Sunday, April 2, 2017

April Firsts

     Another April Fool's Day with no tricks played on anyone. Rats. I did finish the first 5K race I ever entered this morning, so that's something, though. There were 92 entrants total, and I finished 39th overall with a time of 38:17. That was sixth out of seven in my division, and I mainly walked most of the way (I'm a sprinter; and terrible at anything resembling distance.) Maybe because I walk everywhere that was why I finished midpack? I'm used to traveling on foot, so I've learned to be more efficient? I don't know. I'm pretty sure most 5K's aren't run with a soundtrack of poetry playing in your mind, though. Snatches of Rudyard Kipling's "If" were narrated by Plato the Buffalo from Adventures From the Book of Virtues. (I know he recites it during an episode, but can't find that clip at the moment.) My goal was just to finish, and I did that, so next time I'll have a time to aim to beat.

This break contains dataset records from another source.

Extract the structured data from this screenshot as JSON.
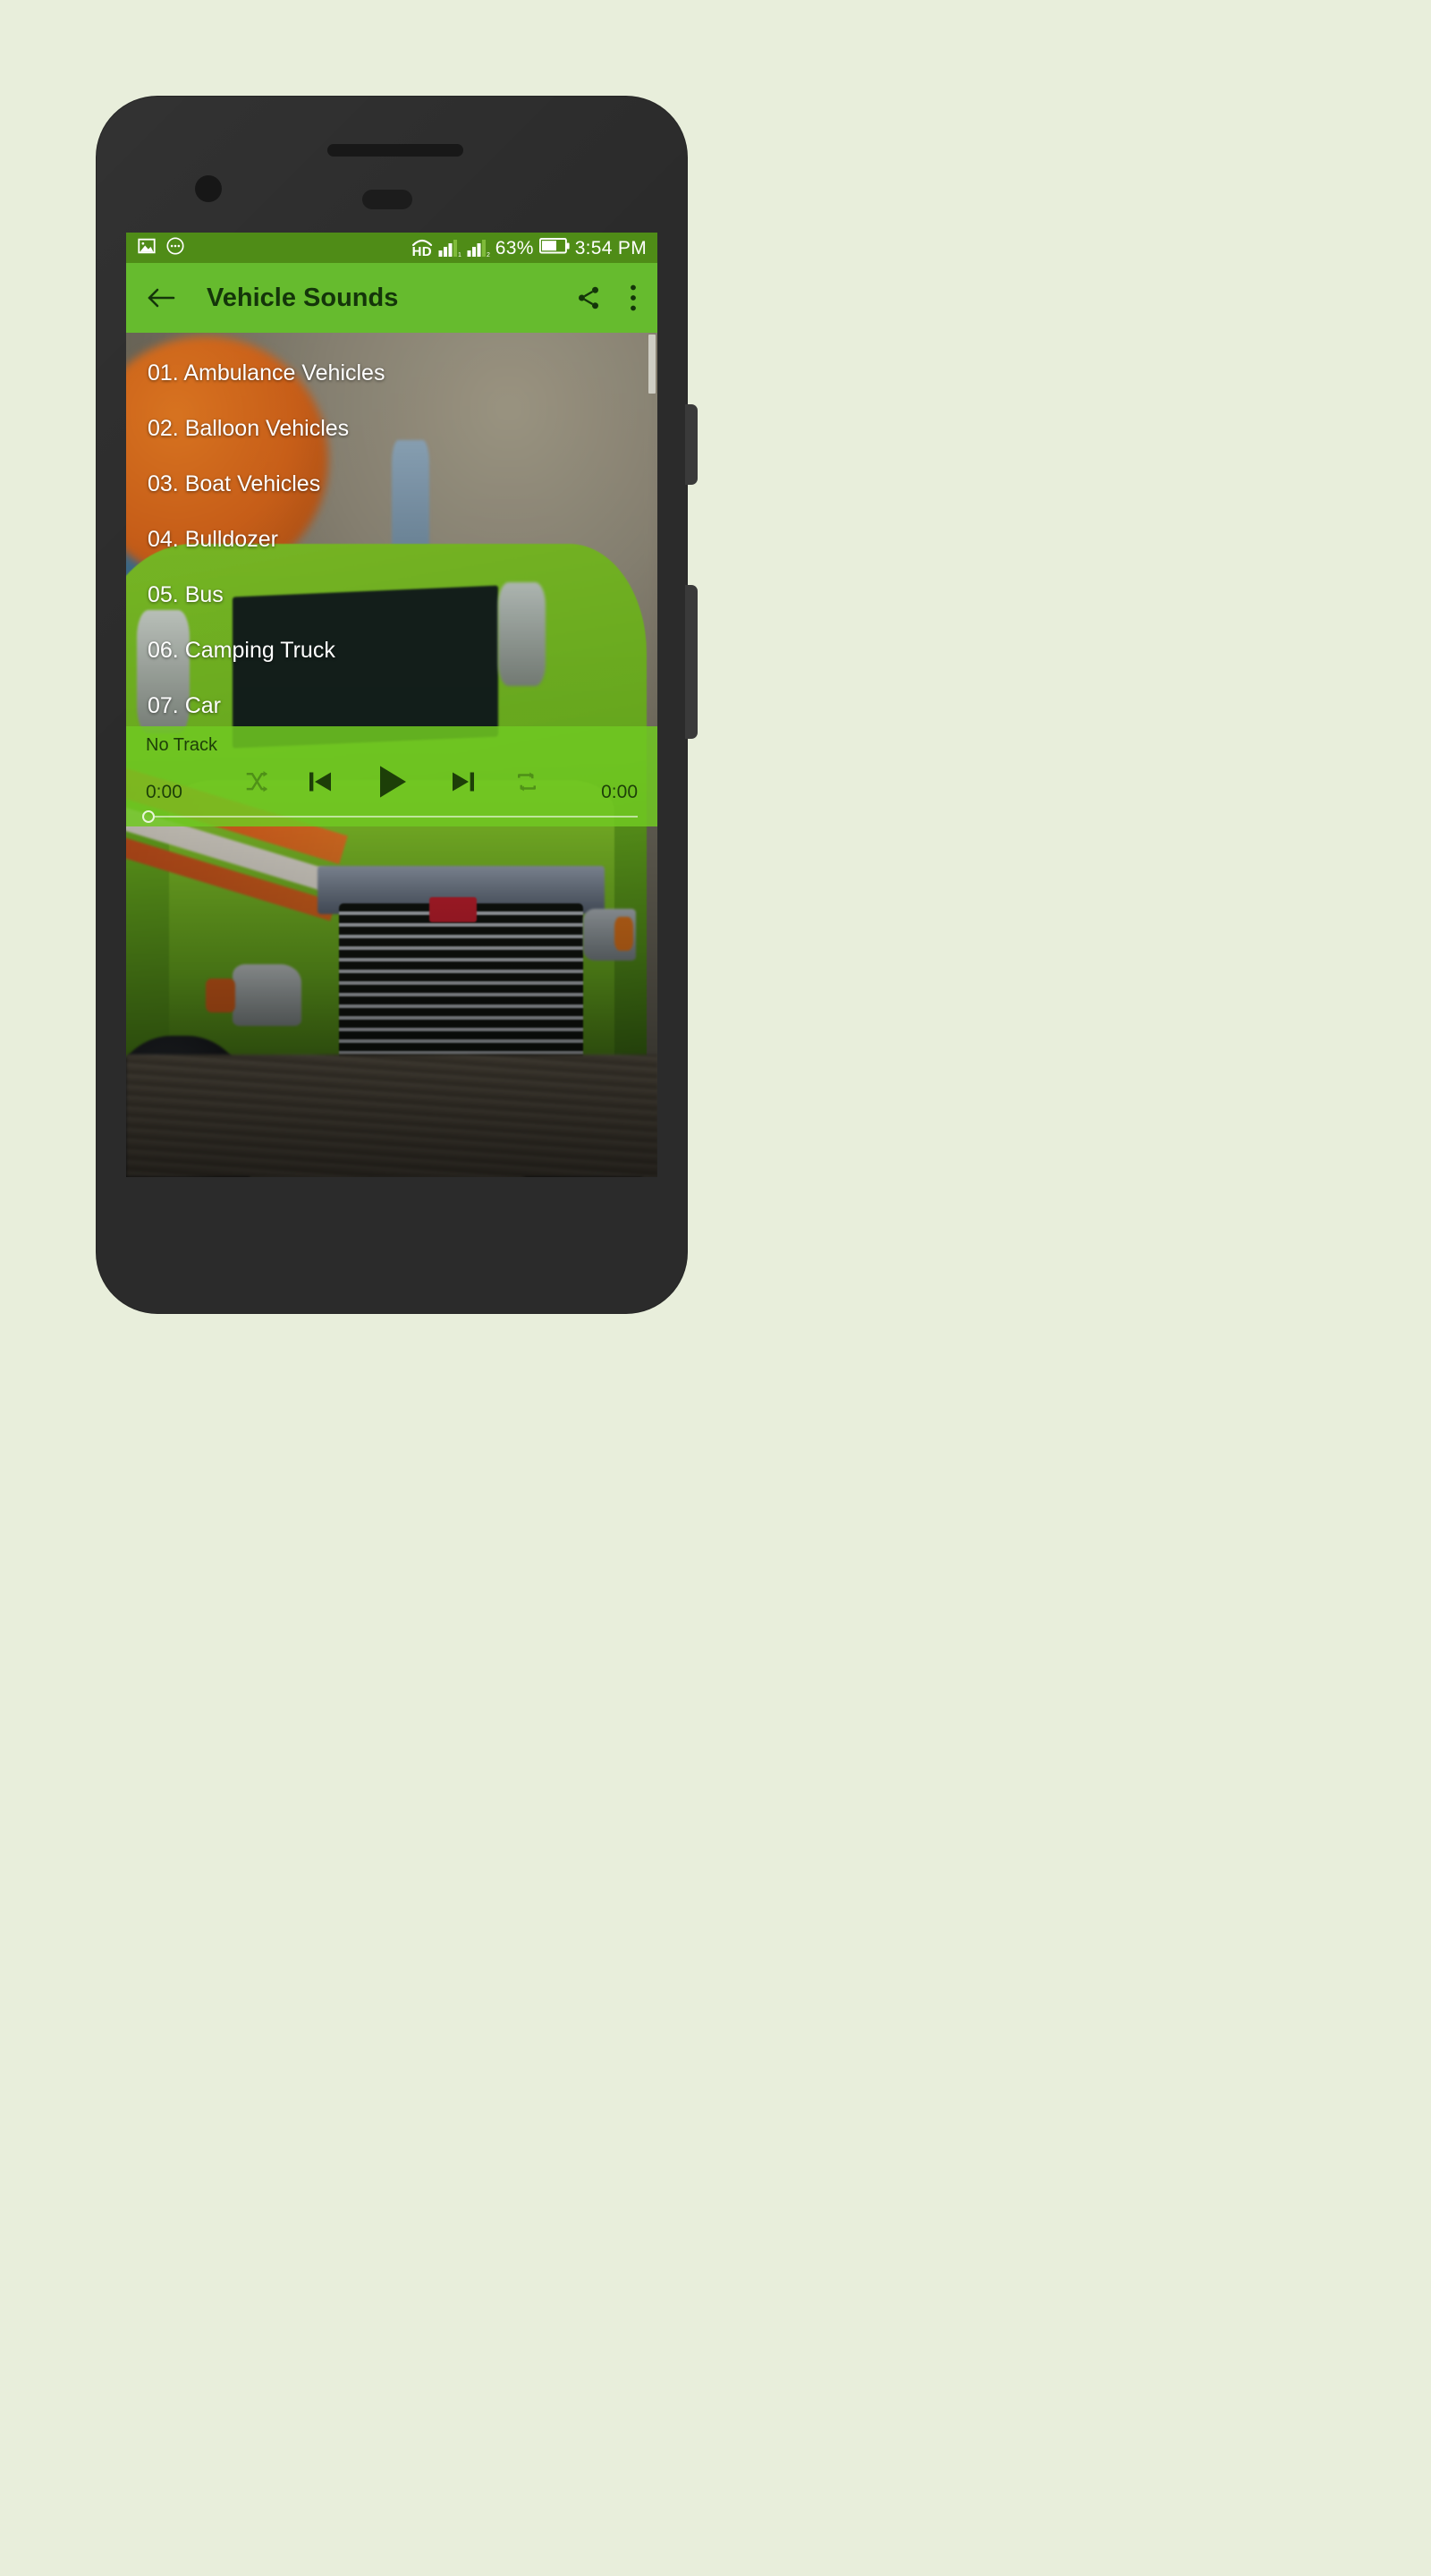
{
  "device": {
    "frame_color": "#2b2b2b",
    "camera_icon": "camera-dot",
    "speaker_icon": "earpiece-speaker",
    "sensor_icon": "proximity-sensor"
  },
  "status_bar": {
    "background": "#4f8c17",
    "left_icons": [
      "image-icon",
      "more-circle-icon"
    ],
    "network_label": "HD",
    "signal_labels": [
      "1",
      "2"
    ],
    "battery_percent": "63%",
    "battery_icon": "battery-icon",
    "time": "3:54 PM"
  },
  "app_bar": {
    "background": "#66bb2e",
    "back_icon": "back-arrow-icon",
    "title": "Vehicle Sounds",
    "share_icon": "share-icon",
    "overflow_icon": "overflow-menu-icon"
  },
  "list": {
    "items": [
      {
        "label": "01. Ambulance Vehicles"
      },
      {
        "label": "02. Balloon Vehicles"
      },
      {
        "label": "03. Boat Vehicles"
      },
      {
        "label": "04. Bulldozer"
      },
      {
        "label": "05. Bus"
      },
      {
        "label": "06. Camping Truck"
      },
      {
        "label": "07. Car"
      }
    ]
  },
  "player": {
    "background": "#70c822",
    "track_title": "No Track",
    "shuffle_icon": "shuffle-icon",
    "previous_icon": "previous-track-icon",
    "play_icon": "play-icon",
    "next_icon": "next-track-icon",
    "repeat_icon": "repeat-icon",
    "elapsed_time": "0:00",
    "total_time": "0:00",
    "seek_position_percent": 0
  }
}
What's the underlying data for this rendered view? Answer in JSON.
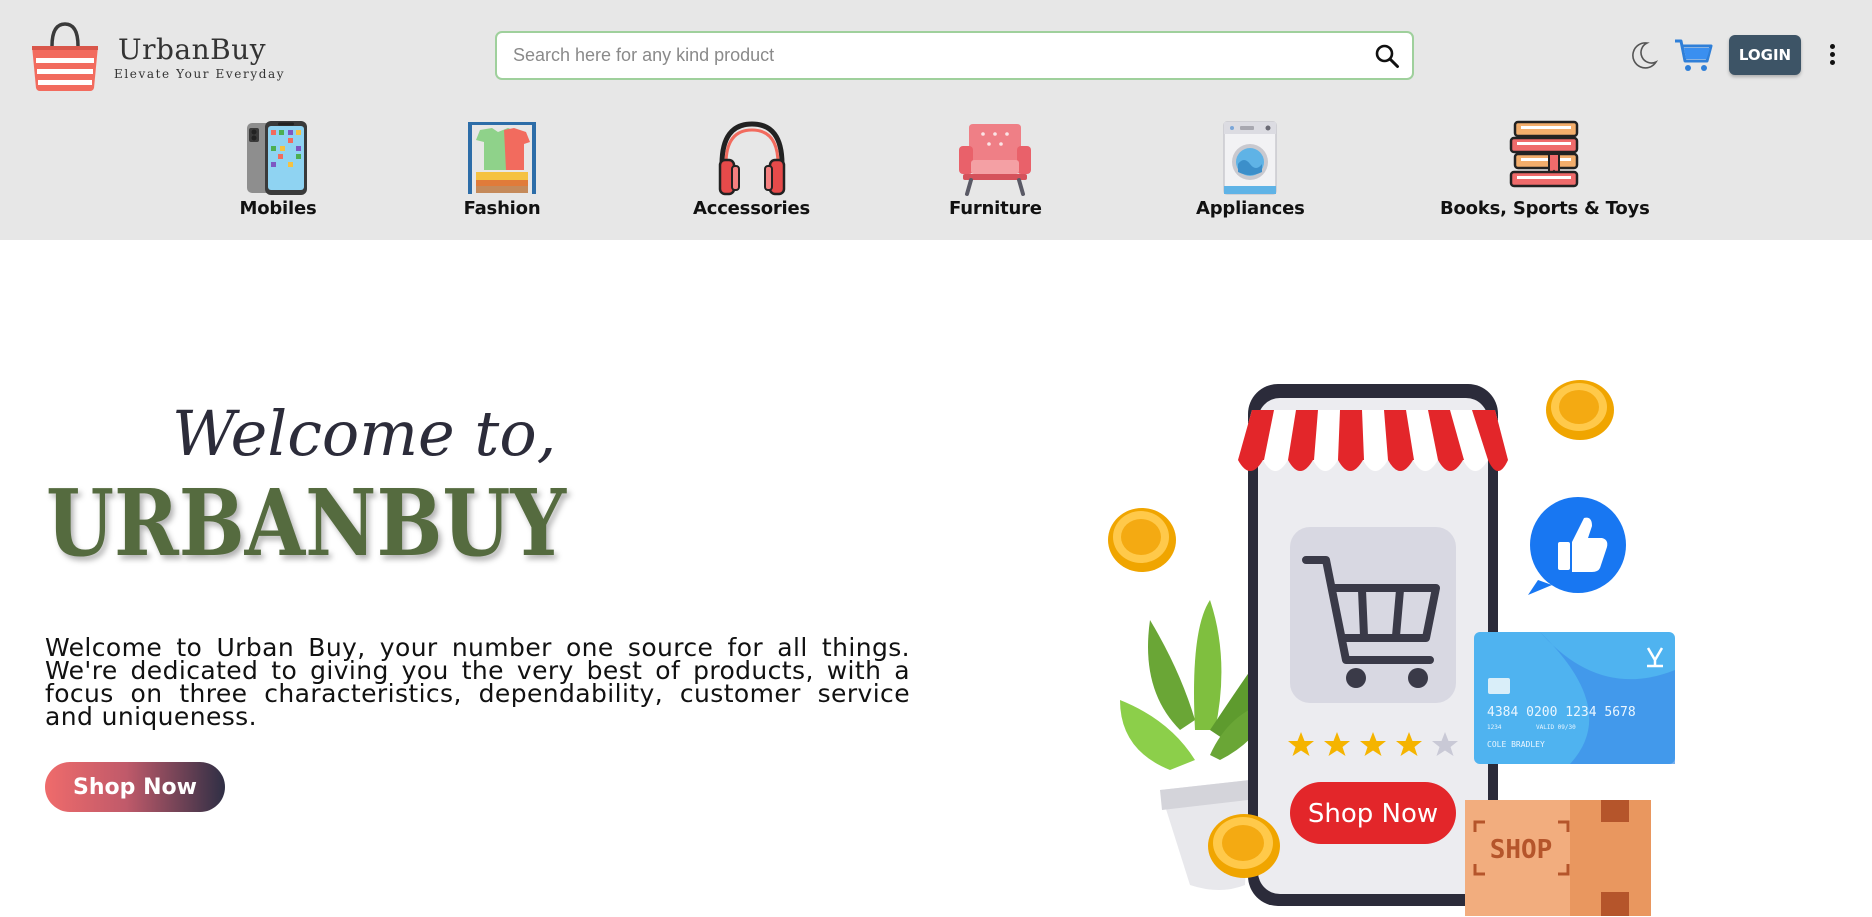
{
  "brand": {
    "name": "UrbanBuy",
    "tagline": "Elevate Your Everyday"
  },
  "search": {
    "placeholder": "Search here for any kind product",
    "value": ""
  },
  "header_actions": {
    "theme_icon": "moon-icon",
    "cart_icon": "cart-icon",
    "login_label": "LOGIN",
    "menu_icon": "kebab-menu-icon"
  },
  "categories": [
    {
      "label": "Mobiles",
      "icon": "mobile-phone-icon"
    },
    {
      "label": "Fashion",
      "icon": "clothes-rack-icon"
    },
    {
      "label": "Accessories",
      "icon": "headphones-icon"
    },
    {
      "label": "Furniture",
      "icon": "armchair-icon"
    },
    {
      "label": "Appliances",
      "icon": "washing-machine-icon"
    },
    {
      "label": "Books, Sports & Toys",
      "icon": "books-icon"
    }
  ],
  "hero": {
    "heading_line1": "Welcome to,",
    "heading_line2": "URBANBUY",
    "description": "Welcome to Urban Buy, your number one source for all things. We're dedicated to giving you the very best of products, with a focus on three characteristics, dependability, customer service and uniqueness.",
    "cta_label": "Shop Now",
    "illustration": {
      "button_label": "Shop Now",
      "box_label": "SHOP",
      "card_number": "4384 0200 1234 5678",
      "card_small": "1234",
      "card_valid": "VALID 09/30",
      "card_name": "COLE BRADLEY",
      "rating": 4,
      "rating_max": 5
    }
  },
  "colors": {
    "header_bg": "#e7e7e7",
    "login_bg": "#3d5466",
    "search_border": "#9fd09c",
    "brand_green": "#556b3f",
    "accent_red": "#e3262a"
  }
}
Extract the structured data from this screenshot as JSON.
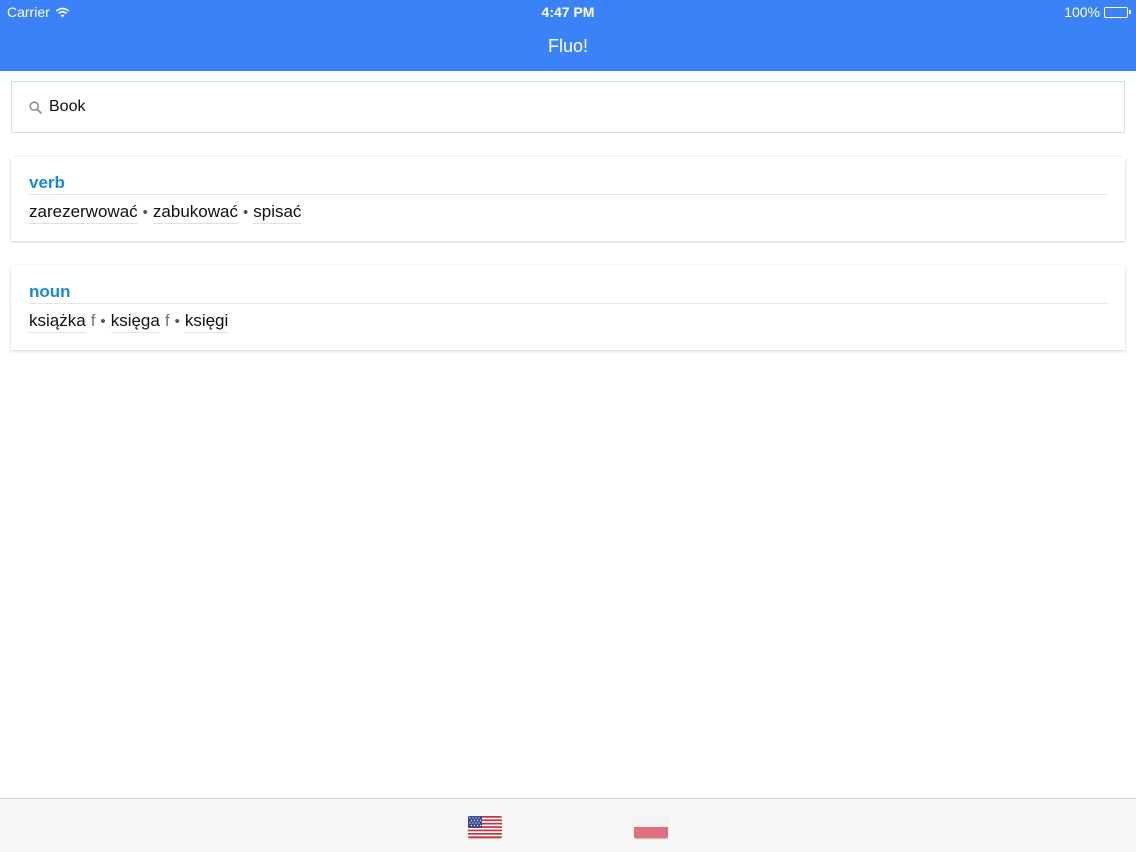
{
  "status_bar": {
    "carrier": "Carrier",
    "time": "4:47 PM",
    "battery": "100%"
  },
  "nav": {
    "title": "Fluo!"
  },
  "search": {
    "value": "Book"
  },
  "results": [
    {
      "pos": "verb",
      "words": [
        {
          "text": "zarezerwować",
          "gender": ""
        },
        {
          "text": "zabukować",
          "gender": ""
        },
        {
          "text": "spisać",
          "gender": ""
        }
      ]
    },
    {
      "pos": "noun",
      "words": [
        {
          "text": "książka",
          "gender": "f"
        },
        {
          "text": "księga",
          "gender": "f"
        },
        {
          "text": "księgi",
          "gender": ""
        }
      ]
    }
  ],
  "separator": "•",
  "tabbar": {
    "items": [
      {
        "icon": "us-flag-icon"
      },
      {
        "icon": "poland-flag-icon"
      }
    ]
  },
  "colors": {
    "accent": "#3b82f6",
    "pos_label": "#1e88d8"
  }
}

     In other news....let's see. I donated blood for the first time two weeks ago, and I survived. I was afraid it was going to be like Ashland's horror story of the first time she tried donating blood (which won a Random Status of the Week Award). Like her, I also apparently have small veins. Unlike her story, there was no blood spurting everywhere. Three nurses looked at my arm before deciding they found one big enough - but I'm blaming this on their being exhausted from working all day. (It was like 4:45 on a Wednesday afternoon.) Once they found a vein the right size, it took about three minutes to finish filling the little bag, which they said was a lot faster than normal. My arm didn't bruise or anything, but the pricked finger they tested my iron levels on hurt for a couple days, and it was hard to type. (Your middle finger on the left hand is used often in typing - and so I couldn't play guitar for a while, either.)

     This week's movie in Gothic Film and Lit was a 1991 mystery directed by Kenneth Branagh called Dead Again. The plot was incredibly complicated, but it was a good movie. And well-constructed. (On rereading Shirley Jackson's We Have Always Lived in the Castle, it was much better, because I could look at the mechanics of how she built the plot and notice all the foreshadowing.) Robin Williams played a serious role as a homeless psychiatrist, and Wayne Knight (Stan from Space Jam, Dennis Nedry in Jurassic Park) was in it, too.

     In not-for-school-but-for-sanity reading, I just finished Billie Letts's novel Where the Heart Is, which was full of thoroughly weird but incredibly real characters. I liked it. (It was made into a movie starring Natalie Portman.) And a biography of Agatha Christie (titled plainly Agatha Christie: A Biography) by Janet Morgan had some good parts, though it was somewhat dense and the pace was glacially slow. It would have been better if it were read concurrently with her autobiography.

     Capstone is due Wednesday, so all the seniors in the English Department are kind of freaking out. I have to (try to) tame my nemesis, ACADEMIC TONE IN WRITING, enough to pass the Committee's judgment. I think I can, I think I can...just keep swimming.... Dr. Mackie and Dr. Dial-Driver will both do their best to argue for me, so that's something.

     There've been at least three fire alarms in the last 36 hours, much to my annoyance.

     The beginning of April means that it's also the start of Stupid Profile Picture Week, and something like the sixth year it's been held. This is what my hair looks like after I get out of the shower. It tends to fall straight over my face.